I trabocchi

"Secondo te ce la siamo giocata bene?"
"Secondo me sì."
"Allora meglio di così non poteva proprio andare?"
"Poteva andare oltre, ma finché non ho fatto la cazzata ce la siamo giocata bene."
"Ti sei pentita?"
"Sì."
"Pensavo non provassi più niente per me."
"È quello che ho dovuto dire. Sei insostituibile."
"Perché l’hai dovuto dire?"
"Perché dovevo andare via, e dirti che non ti amavo più era l’unico modo per farti stare meno male."
"Una storia Milano–L’Aquila sarebbe stata una tortura, è per quello che mi hai lasciato?"
"Sì, solo per quello.
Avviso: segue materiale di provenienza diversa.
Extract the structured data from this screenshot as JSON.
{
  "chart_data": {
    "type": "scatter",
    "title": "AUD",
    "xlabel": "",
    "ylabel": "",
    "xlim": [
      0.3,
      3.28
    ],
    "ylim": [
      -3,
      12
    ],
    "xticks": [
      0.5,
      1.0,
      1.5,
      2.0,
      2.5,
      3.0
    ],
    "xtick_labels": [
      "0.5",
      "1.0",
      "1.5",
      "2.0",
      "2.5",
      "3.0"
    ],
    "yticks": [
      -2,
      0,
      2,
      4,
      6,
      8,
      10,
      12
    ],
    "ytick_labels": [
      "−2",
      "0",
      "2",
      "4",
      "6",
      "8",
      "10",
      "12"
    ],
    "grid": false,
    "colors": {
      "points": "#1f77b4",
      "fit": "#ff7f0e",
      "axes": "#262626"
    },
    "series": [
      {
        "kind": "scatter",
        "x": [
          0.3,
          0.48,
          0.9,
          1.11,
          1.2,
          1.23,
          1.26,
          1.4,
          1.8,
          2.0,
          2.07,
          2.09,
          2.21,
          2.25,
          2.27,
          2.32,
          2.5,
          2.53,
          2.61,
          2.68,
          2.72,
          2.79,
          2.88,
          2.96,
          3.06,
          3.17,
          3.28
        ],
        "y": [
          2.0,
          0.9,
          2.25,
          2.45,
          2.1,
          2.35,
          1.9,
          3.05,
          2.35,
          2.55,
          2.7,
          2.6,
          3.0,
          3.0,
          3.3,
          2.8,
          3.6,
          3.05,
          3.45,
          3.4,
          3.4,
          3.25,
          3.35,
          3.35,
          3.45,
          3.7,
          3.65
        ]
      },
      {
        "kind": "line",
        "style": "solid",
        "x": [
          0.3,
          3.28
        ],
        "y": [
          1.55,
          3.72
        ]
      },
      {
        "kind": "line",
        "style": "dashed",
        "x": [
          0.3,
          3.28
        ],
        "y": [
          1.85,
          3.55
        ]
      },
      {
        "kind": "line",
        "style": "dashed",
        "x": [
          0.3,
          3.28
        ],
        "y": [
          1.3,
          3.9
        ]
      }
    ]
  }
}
Fosse andata diversamente staremmo ancora insieme."
"E perché ora, dopo tre anni, mi stai dicendo che provi ancora sentimenti?"
"Perché è vero."
"Sì, ma perché me lo dici, visto che domani torni a Milano?"
"Lo devi sapere."
"Dici, perché magari un giorno…?"
"No, non diciamolo per niente, però il senso era quello."
"Quindi ho perso."
"Abbiamo perso, anzi forse ho perso più io, quando ho deciso che dovevo andare via."
"Quando ci rivedremo, tra altri tre anni?"
"Speriamo prima, no?"
"Magari allora mi concederai una rivincita."
"Te la devo. Tanto, sono certa, ti avevo trovato per un motivo ben preciso."
"E quale sarebbe?"

Come se esistesse davvero un destino. E come se, nell’immensità di Milano, non ne esistesse davvero uno migliore di me. Certo è che rivangare un passato comune, in due, può riportare a galla dettagli sconosciuti, e la cosa è, spesso, profondamente deleteria. E chiamali dettagli!